2 min read by Dmitri.
Published on . Updated on .

Hanna Quevedo’s Dessert First! isn’t a book in a traditional sense. Its simple binding — an elastic band across the spine of folded papers — makes it more of an album, or a collection of photographs. Hanna’s publication clearly stands apart from everything else occupying my bookshelf. Those loosely-bound leaves are an adventure into the strange world of tattoos, trashy clothing and dwellings, peculiar situations, as well as the wonderful faces that bring life to the sidewalks and sand dunes of North America.

A photographer from San Francisco, Hanna took her film cameras across North America on her numerous advantures over nine years between 2007 and 2016. The images in Desert First! are her stories. As she puts it:

The work in this book reflects a series of discoveries and adventures from that time.
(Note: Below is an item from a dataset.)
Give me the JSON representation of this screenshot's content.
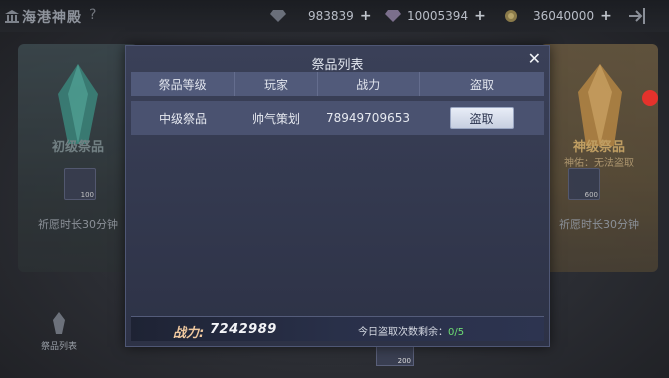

There are so many stories I could tell you about each image, but I’d rather leave space for you to view these images and imagine their stories on your own.

Though I found the binding somewhat distracting as I struggled to keep the pages together, its bagatelle appeal is non the less fitting the subject of Hanna’s work.

The honest and unusual portraits, sprinkled with a healthy doze of cruddy (in the best sense of the word) sheek remind me of Anil Mistry’s City by the Sea that explores the unusual personas and their lives in Brighton, UK.

Though it did not take long to get through the book, I closed it feeling that I’ve learned something new about the human condition.

Desert First! is currently sold in USA and Canada on Burn Barrel Press website for $30.